Blockchain forensics firm Chainalysis has blogged to address possible concerns that its services could be being used to violate crypto users’ privacy.
The company’s statement comes after controversy erupted last week when it was revealed that Coinbase, a large American crypto trading platform, had acquired Italian digital-forensics firm Neutrino.
Coinbase says it hired Neutrino to up its KYC/AML (anti-money laundering/terrorist finance) game as it handles increasing volumes of cryptocurrency transactions.
A division of Neutrino called “Hacking Team,” however, has been arousing the ire of digital privacy advocates and concerned individuals for years for helping law enforcement agencies, including arms of repressive regimes, to monitor suspected criminals and dissidents.
Motherboard reported in 2015 that the American Drug Enforcement Agency (DEA) has been using Hacking Team “Remote Control System (RCS)” software to secretly monitor phones, texts, Skype calls and social media of targeted individuals since 2012.
Hacking Team tech has also reportedly been used by state agencies to collect passwords and activate webcams and microphones on devices without users’ knowledge- and not necessarily with warrants in place.
A #DeleteCoinbase campaign erupted on social media last week when Coinbase’s acquisition of Neutrino was announced.
Coinbase responded this week by stating that it had failed in its due diligence process when it acquired Neutrino based on the company’s technical prowess alone.
Coinbase also promised to fire all Neutrino staff with a history of working for Hacking Team, whether they still work there or not.
Now Chainalysis, which also boasts numerous law enforcement clients, is attempting to get ahead of the storm by explaining how its business is focussed.
The company begins the post by explaining current levels of transparency on blockchains like Bitcoin:
“Blockchains make cryptocurrency transaction data public and permanently available.

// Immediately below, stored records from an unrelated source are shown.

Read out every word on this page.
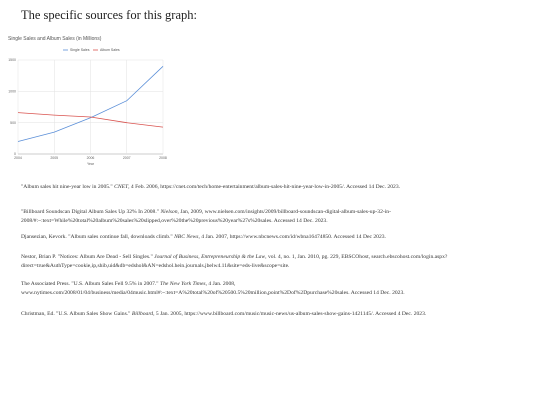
The specific sources for this graph:
Single Sales and Album Sales (in Millions)
0
500
1000
1500
2004	2005	2006	2007	2008
Year
Single Sales	Album Sales
"Album sales hit nine-year low in 2005." CNET, 4 Feb. 2006, https://cnet.com/tech/home-entertainment/album-sales-hit-nine-year-low-in-2005/. Accessed 14 Dec. 2023.
"Billboard Soundscan Digital Album Sales Up 32% In 2008." Nielson, Jan, 2009, www.nielsen.com/insights/2009/billboard-soundscan-digital-album-sales-up-32-in-2008/#:~:text=While%20total%20album%20sales%20slipped,over%20the%20previous%20year%27s%20sales. Accessed 14 Dec. 2023.
Djansezian, Kevork. "Album sales continue fall, downloads climb." NBC News, 4 Jan. 2007, https://www.nbcnews.com/id/wbna16474850. Accessed 14 Dec 2023.
Nestor, Brian P. "Notices: Album Are Dead - Sell Singles." Journal of Business, Entrepreneurship & the Law, vol. 4, no. 1, Jan. 2010, pg. 229, EBSCOhost, search.ebscohost.com/login.aspx?direct=true&AuthType=cookie,ip,shib,uid&db=edshol&AN=edshol.hein.journals.jbelw4.11&site=eds-live&scope=site.
The Associated Press. "U.S. Album Sales Fell 9.5% in 2007." The New York Times, 4 Jan. 2008, www.nytimes.com/2008/01/04/business/media/04music.html#:~:text=A%20total%20of%20500.5%20million,point%2Dof%2Dpurchase%20sales. Accessed 14 Dec. 2023.
Christman, Ed. "U.S. Album Sales Show Gains." Billboard, 5 Jan. 2005, https://www.billboard.com/music/music-news/us-album-sales-show-gains-1421145/. Accessed 4 Dec. 2023.
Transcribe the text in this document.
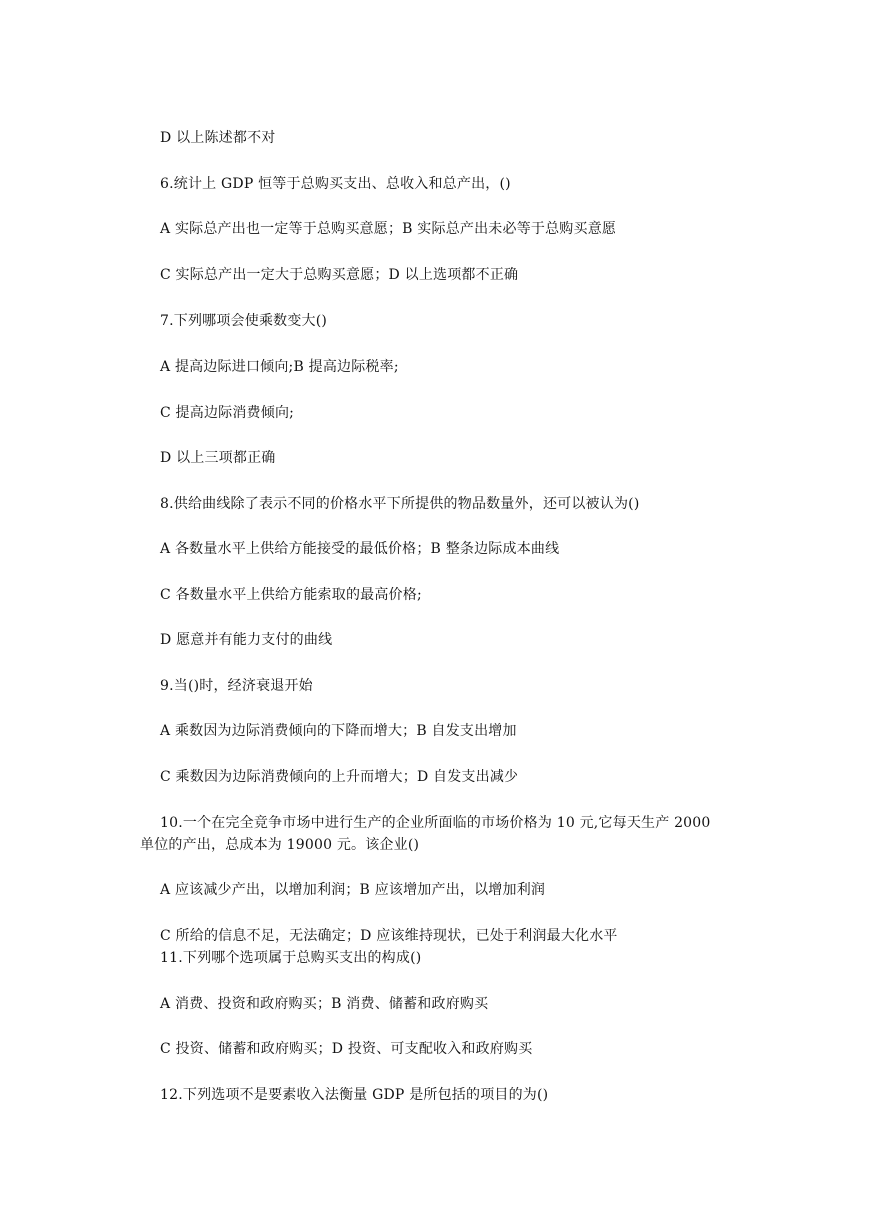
D 以上陈述都不对
6.统计上 GDP 恒等于总购买支出、总收入和总产出，()
A 实际总产出也一定等于总购买意愿；B 实际总产出未必等于总购买意愿
C 实际总产出一定大于总购买意愿；D 以上选项都不正确
7.下列哪项会使乘数变大()
A 提高边际进口倾向;B 提高边际税率;
C 提高边际消费倾向;
D 以上三项都正确
8.供给曲线除了表示不同的价格水平下所提供的物品数量外，还可以被认为()
A 各数量水平上供给方能接受的最低价格；B 整条边际成本曲线
C 各数量水平上供给方能索取的最高价格;
D 愿意并有能力支付的曲线
9.当()时，经济衰退开始
A 乘数因为边际消费倾向的下降而增大；B 自发支出增加
C 乘数因为边际消费倾向的上升而增大；D 自发支出减少
10.一个在完全竞争市场中进行生产的企业所面临的市场价格为 10 元,它每天生产 2000
单位的产出，总成本为 19000 元。该企业()
A 应该减少产出，以增加利润；B 应该增加产出，以增加利润
C 所给的信息不足，无法确定；D 应该维持现状，已处于利润最大化水平
11.下列哪个选项属于总购买支出的构成()
A 消费、投资和政府购买；B 消费、储蓄和政府购买
C 投资、储蓄和政府购买；D 投资、可支配收入和政府购买
12.下列选项不是要素收入法衡量 GDP 是所包括的项目的为()
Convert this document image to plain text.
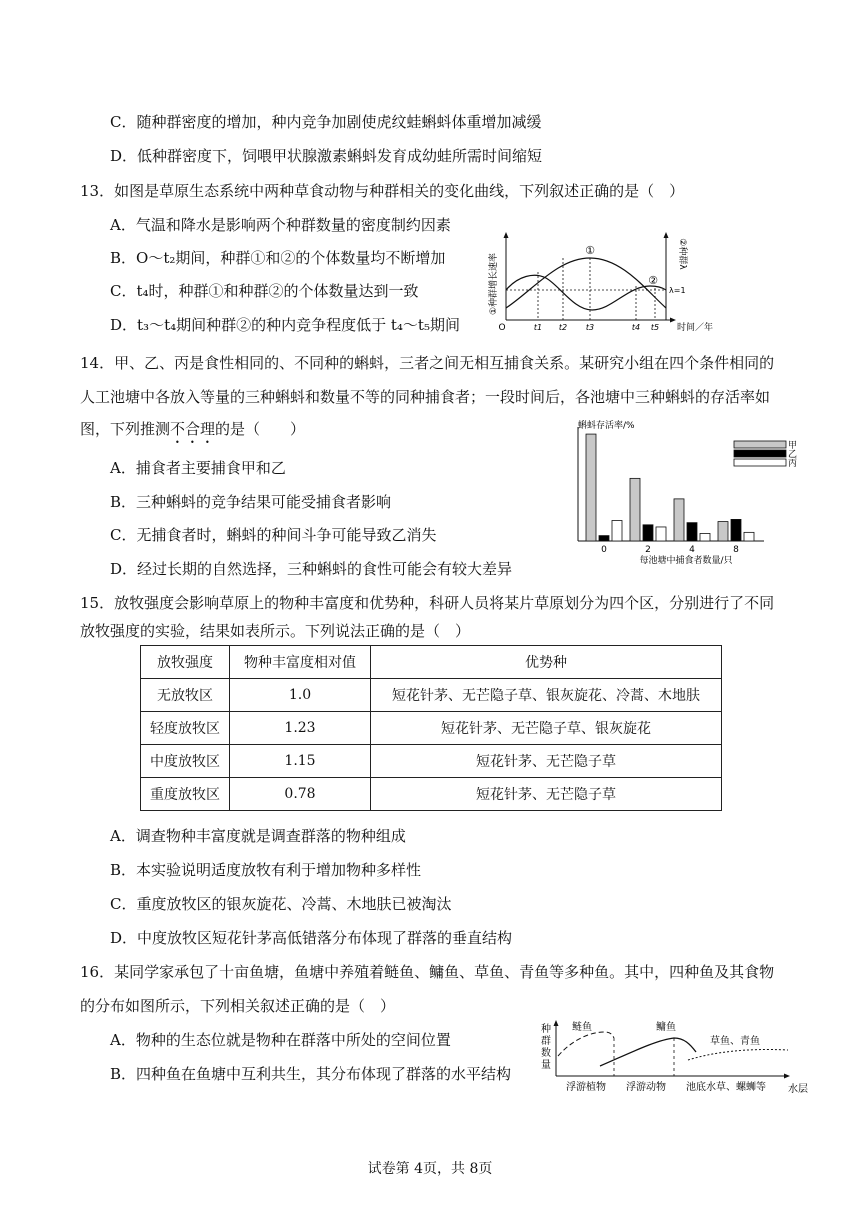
C．随种群密度的增加，种内竞争加剧使虎纹蛙蝌蚪体重增加减缓
D．低种群密度下，饲喂甲状腺激素蝌蚪发育成幼蛙所需时间缩短
13．如图是草原生态系统中两种草食动物与种群相关的变化曲线，下列叙述正确的是（　）
A．气温和降水是影响两个种群数量的密度制约因素
B．O～t₂期间，种群①和②的个体数量均不断增加
C．t₄时，种群①和种群②的个体数量达到一致
D．t₃～t₄期间种群②的种内竞争程度低于 t₄～t₅期间
①种群增长速率	②种群λ
O
λ=1
①
②
t1 t2 t3	t4 t5 时间／年
14．甲、乙、丙是食性相同的、不同种的蝌蚪，三者之间无相互捕食关系。某研究小组在四个条件相同的
人工池塘中各放入等量的三种蝌蚪和数量不等的同种捕食者；一段时间后，各池塘中三种蝌蚪的存活率如
图，下列推测不合理的是（　　）
A．捕食者主要捕食甲和乙
B．三种蝌蚪的竞争结果可能受捕食者影响
C．无捕食者时，蝌蚪的种间斗争可能导致乙消失
D．经过长期的自然选择，三种蝌蚪的食性可能会有较大差异
蝌蚪存活率/%
0	2	4	8
每池塘中捕食者数量/只
甲
乙
丙
15．放牧强度会影响草原上的物种丰富度和优势种，科研人员将某片草原划分为四个区，分别进行了不同
放牧强度的实验，结果如表所示。下列说法正确的是（　）
放牧强度	物种丰富度相对值	优势种
无放牧区	1.0	短花针茅、无芒隐子草、银灰旋花、冷蒿、木地肤
轻度放牧区	1.23	短花针茅、无芒隐子草、银灰旋花
中度放牧区	1.15	短花针茅、无芒隐子草
重度放牧区	0.78	短花针茅、无芒隐子草
A．调查物种丰富度就是调查群落的物种组成
B．本实验说明适度放牧有利于增加物种多样性
C．重度放牧区的银灰旋花、冷蒿、木地肤已被淘汰
D．中度放牧区短花针茅高低错落分布体现了群落的垂直结构
16．某同学家承包了十亩鱼塘，鱼塘中养殖着鲢鱼、鳙鱼、草鱼、青鱼等多种鱼。其中，四种鱼及其食物
的分布如图所示，下列相关叙述正确的是（　）
A．物种的生态位就是物种在群落中所处的空间位置
B．四种鱼在鱼塘中互利共生，其分布体现了群落的水平结构
种
群
数
量
鲢鱼	鳙鱼
草鱼、青鱼
浮游植物 浮游动物 池底水草、螺蛳等 水层
试卷第 4页，共 8页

They record when a transaction happened, the amounts transacted, and which addresses were involved. However, they do not contain information about the real-world service behind a transaction.”
The company says that it mainly provides assistance with and enhances anti-money laundering compliance at companies handling crypto trades:
“…Cryptocurrency businesses and financial institutions need more context beyond just transaction amounts to comply with anti-money laundering (AML) regulations. These regulations require them to identify and report user activity that is indicative of money laundering…We put cryptocurrency transaction data incontext for our customers by labeling addresses with the real-world entities that control them.”
The post does not mention the company’s involvement with law enforcement agencies.
Without an automated system of identifying crypto transaction origins, data must be sifted by humans, an impossible task given transaction volumes, says Chainalysis.
Chainalysis software essentially “decodes” crypto address alphanumeric strings and attributes them to “real time entities” of whatever legitimacy.
The company gives the example of two long alphanumeric address strings translated as “sent from BTC-e (trading platform) to Silk Road (dark market).”
The company is careful to point out that it, “identif(ies) services and (does) not label individual users’ wallets.”
Any such linking must be done by an entity employing Chainalysis software, says the company:
“Any link from a transaction back to the person or people involved in that transaction must be made outside of Chainalysis because we do not collect any personally identifiable information from exchanges.”
The company admits that it does, “flag…transactions based on indicators of risky behavior. For example, we will flag a transaction if we identify the counterparty as an illicit service, such as a darknet market or terrorist financing organization.”
Chainalysis ends the post by placing itself on the legitimate-use side of crypto:
“Ultimately, compliance and investigations solutions like ours build trust in cryptocurrency as a safe way to move value across the world.”
Avowedly libertarian Bitcoin (cash) news site Bitcoin.com recently published an article called “Forensic Analysis of Blockchain Surveillance” companies in which the author stated that Chainalysis, “are in the pocket of law enforcement…their most valuable clients.”
The author also claimed that:
“Chainalysis’ ‘Know Your Transaction, software, while purportedly designed to thwart money laundering, has a wealth of applications, most of which have little to do with stopping serious crime. In libertarian cryptocurrency circles, Chainalysis is a very dirty word.”